Neuf personnes, dont sept sans-abri autochtones, ont dû être transportées à l’hôpital dimanche, au centre-ville de Montréal, pour des surdoses potentiellement liées au fentanyl, une tragédie appelée à se répéter, faute de ressources, croit un expert.

« La communauté est dévastée », a indiqué la directrice générale de Projets Autochtones du Québec (PAQ), Heather Johnston, jointe dimanche soir. « On a des intervenants qui ont dû retourner à la maison, tout le monde est traumatisé. »

En tout, sept résidants de l’Hôtel des Arts, un refuge d’urgence pour sans-abri autochtones situé dans la rue Saint-Dominique, dans l’arrondissement de Ville-Marie, ont dû être hospitalisés au Centre hospitalier de l’Université de Montréal (CHUM) pendant la journée.

Trois se trouvaient dans le refuge au moment où les intervenants ont dû faire appel aux paramédicaux pour leur venir en aide.

« Ils ne répondaient plus », dit Heather Johnston.
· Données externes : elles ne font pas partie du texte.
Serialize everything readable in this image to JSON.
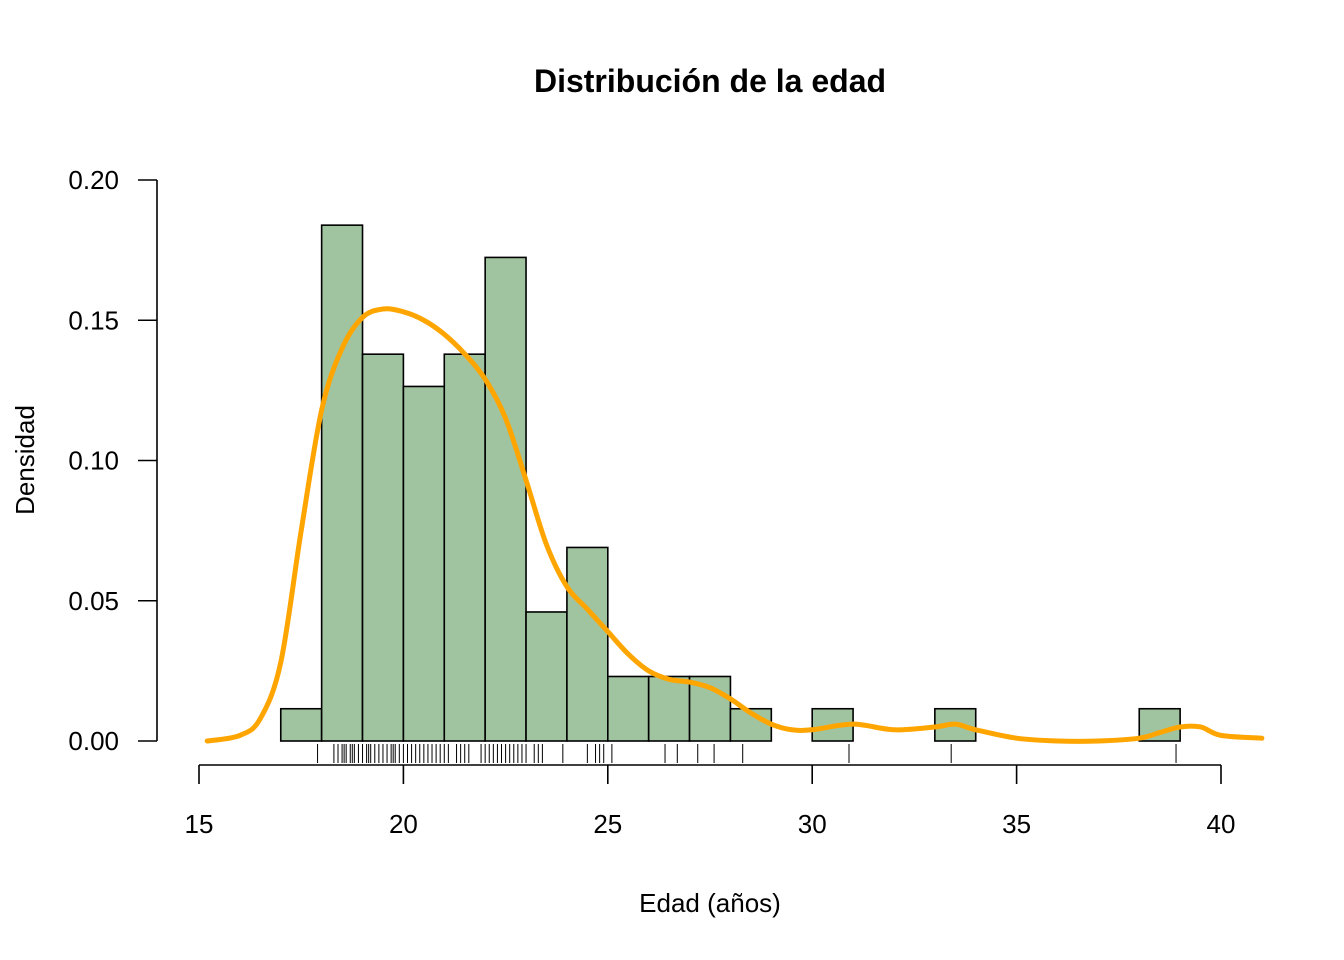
{
  "chart_data": {
    "type": "bar",
    "subtype": "histogram",
    "title": "Distribución de la edad",
    "xlabel": "Edad (años)",
    "ylabel": "Densidad",
    "xlim": [
      15,
      41
    ],
    "ylim": [
      0,
      0.2
    ],
    "x_ticks": [
      15,
      20,
      25,
      30,
      35,
      40
    ],
    "y_ticks": [
      "0.00",
      "0.05",
      "0.10",
      "0.15",
      "0.20"
    ],
    "grid": false,
    "bar_color": "#A0C4A0",
    "bins": [
      {
        "start": 17,
        "end": 18,
        "value": 0.0115
      },
      {
        "start": 18,
        "end": 19,
        "value": 0.1839
      },
      {
        "start": 19,
        "end": 20,
        "value": 0.1379
      },
      {
        "start": 20,
        "end": 21,
        "value": 0.1264
      },
      {
        "start": 21,
        "end": 22,
        "value": 0.1379
      },
      {
        "start": 22,
        "end": 23,
        "value": 0.1724
      },
      {
        "start": 23,
        "end": 24,
        "value": 0.046
      },
      {
        "start": 24,
        "end": 25,
        "value": 0.069
      },
      {
        "start": 25,
        "end": 26,
        "value": 0.023
      },
      {
        "start": 26,
        "end": 27,
        "value": 0.023
      },
      {
        "start": 27,
        "end": 28,
        "value": 0.023
      },
      {
        "start": 28,
        "end": 29,
        "value": 0.0115
      },
      {
        "start": 29,
        "end": 30,
        "value": 0
      },
      {
        "start": 30,
        "end": 31,
        "value": 0.0115
      },
      {
        "start": 31,
        "end": 32,
        "value": 0
      },
      {
        "start": 32,
        "end": 33,
        "value": 0
      },
      {
        "start": 33,
        "end": 34,
        "value": 0.0115
      },
      {
        "start": 34,
        "end": 35,
        "value": 0
      },
      {
        "start": 35,
        "end": 36,
        "value": 0
      },
      {
        "start": 36,
        "end": 37,
        "value": 0
      },
      {
        "start": 37,
        "end": 38,
        "value": 0
      },
      {
        "start": 38,
        "end": 39,
        "value": 0.0115
      }
    ],
    "density_curve": {
      "color": "#FFA500",
      "x": [
        15.2,
        16.0,
        16.5,
        17.0,
        17.5,
        18.0,
        18.5,
        19.0,
        19.5,
        20.0,
        20.5,
        21.0,
        21.5,
        22.0,
        22.5,
        23.0,
        23.5,
        24.0,
        24.5,
        25.0,
        25.5,
        26.0,
        26.5,
        27.0,
        27.5,
        28.0,
        28.5,
        29.0,
        29.5,
        30.0,
        31.0,
        32.0,
        33.0,
        33.5,
        34.0,
        35.0,
        36.0,
        37.0,
        38.0,
        38.5,
        39.0,
        39.5,
        40.0,
        41.0
      ],
      "y": [
        0.0,
        0.002,
        0.008,
        0.028,
        0.075,
        0.118,
        0.14,
        0.151,
        0.154,
        0.153,
        0.15,
        0.145,
        0.138,
        0.129,
        0.115,
        0.093,
        0.07,
        0.055,
        0.047,
        0.039,
        0.031,
        0.025,
        0.022,
        0.021,
        0.019,
        0.015,
        0.01,
        0.006,
        0.004,
        0.004,
        0.006,
        0.004,
        0.005,
        0.006,
        0.004,
        0.001,
        0.0,
        0.0,
        0.001,
        0.003,
        0.005,
        0.005,
        0.002,
        0.001
      ]
    },
    "rug": [
      17.9,
      18.3,
      18.4,
      18.5,
      18.55,
      18.6,
      18.7,
      18.75,
      18.8,
      18.9,
      19.0,
      19.1,
      19.15,
      19.2,
      19.3,
      19.4,
      19.5,
      19.6,
      19.7,
      19.75,
      19.8,
      19.9,
      20.0,
      20.1,
      20.2,
      20.3,
      20.4,
      20.5,
      20.6,
      20.7,
      20.8,
      20.9,
      21.0,
      21.1,
      21.3,
      21.4,
      21.5,
      21.6,
      21.9,
      22.0,
      22.1,
      22.2,
      22.3,
      22.4,
      22.5,
      22.6,
      22.7,
      22.8,
      22.9,
      23.0,
      23.2,
      23.3,
      23.4,
      23.9,
      24.5,
      24.7,
      24.8,
      24.9,
      25.1,
      26.4,
      26.7,
      27.2,
      27.6,
      28.3,
      30.9,
      33.4,
      38.9
    ]
  }
}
Puis, vers 16 h 20, six personnes qui consommaient sur le trottoir, plus bas dans la rue, de l’autre côté de la rue Ontario, ont dû être secourues à leur tour.

De ce nombre, quatre ont dû être transportées à l’hôpital, deux hommes et deux femmes, dont l’une était toujours entre la vie et la mort en fin de soirée.
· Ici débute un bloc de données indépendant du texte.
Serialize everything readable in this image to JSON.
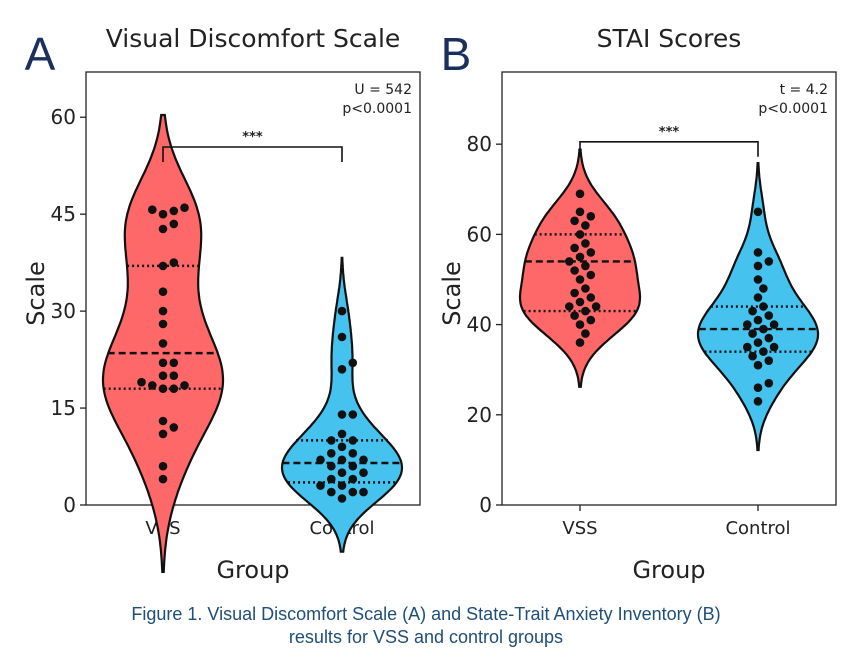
{
  "caption": {
    "line1": "Figure 1. Visual Discomfort Scale (A) and State-Trait Anxiety Inventory (B)",
    "line2": "results for VSS and control groups"
  },
  "colors": {
    "vss": "#fe6868",
    "control": "#45c2ee",
    "letter": "#1a2f5c",
    "caption": "#1f4e79"
  },
  "chart_data": [
    {
      "type": "violin",
      "panel_letter": "A",
      "title": "Visual Discomfort Scale",
      "xlabel": "Group",
      "ylabel": "Scale",
      "ylim": [
        0,
        67
      ],
      "yticks": [
        0,
        15,
        30,
        45,
        60
      ],
      "categories": [
        "VSS",
        "Control"
      ],
      "annotation": {
        "lines": [
          "U = 542",
          "p<0.0001"
        ],
        "significance": "***"
      },
      "groups": [
        {
          "name": "VSS",
          "color": "#fe6868",
          "quartiles": {
            "q1": 18,
            "median": 23.5,
            "q3": 37
          },
          "points": [
            46,
            45.5,
            45,
            45.7,
            43.5,
            42.7,
            37.5,
            37,
            33,
            30,
            28,
            25,
            22,
            22,
            20,
            20,
            19,
            18.5,
            18,
            18,
            18.5,
            13,
            12,
            11,
            6,
            4
          ]
        },
        {
          "name": "Control",
          "color": "#45c2ee",
          "quartiles": {
            "q1": 3.5,
            "median": 6.5,
            "q3": 10
          },
          "points": [
            30,
            26,
            22,
            21,
            14,
            14,
            11,
            10,
            10,
            9,
            8,
            8,
            7,
            7,
            7,
            6,
            6,
            5,
            5,
            4,
            4,
            3,
            3,
            2,
            2,
            2,
            1
          ]
        }
      ]
    },
    {
      "type": "violin",
      "panel_letter": "B",
      "title": "STAI Scores",
      "xlabel": "Group",
      "ylabel": "Scale",
      "ylim": [
        0,
        96
      ],
      "yticks": [
        0,
        20,
        40,
        60,
        80
      ],
      "categories": [
        "VSS",
        "Control"
      ],
      "annotation": {
        "lines": [
          "t = 4.2",
          "p<0.0001"
        ],
        "significance": "***"
      },
      "groups": [
        {
          "name": "VSS",
          "color": "#fe6868",
          "quartiles": {
            "q1": 43,
            "median": 54,
            "q3": 60
          },
          "points": [
            69,
            65,
            64,
            63,
            62,
            60,
            58,
            57,
            56,
            55,
            54,
            53,
            52,
            51,
            50,
            48,
            47,
            46,
            45,
            44,
            44,
            43,
            42,
            41,
            40,
            38,
            36
          ]
        },
        {
          "name": "Control",
          "color": "#45c2ee",
          "quartiles": {
            "q1": 34,
            "median": 39,
            "q3": 44
          },
          "points": [
            65,
            56,
            54,
            53,
            50,
            48,
            46,
            44,
            43,
            42,
            41,
            40,
            40,
            39,
            38,
            37,
            36,
            35,
            35,
            34,
            33,
            32,
            31,
            27,
            26,
            23
          ]
        }
      ]
    }
  ]
}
Du fentanyl dans le crack ?

La rue Saint-Dominique était toujours barrée par des rubans orange dimanche soir, entre la rue Ontario et le boulevard De Maisonneuve, tandis que les policiers interrogeaient des témoins potentiels.

« Ils sont tous tombés d’un coup », raconte Éric, un habitué du secteur qui se trouvait avec la bande lorsqu’ils ont fait leurs surdoses.

Ils devaient penser que c’était du crack, mais c’était en fait du fentanyl. Ils ont donc fumé du fentanyl.

Éric, un habitué du secteur

Ce dernier affirme leur avoir rapidement administré de la naloxone, un remède d’urgence pour prévenir les surdoses. Urgences-Santé indique que dans le cas de deux personnes, le remède semble avoir fonctionné, puisqu’un transport hospitalier n’a pas été nécessaire.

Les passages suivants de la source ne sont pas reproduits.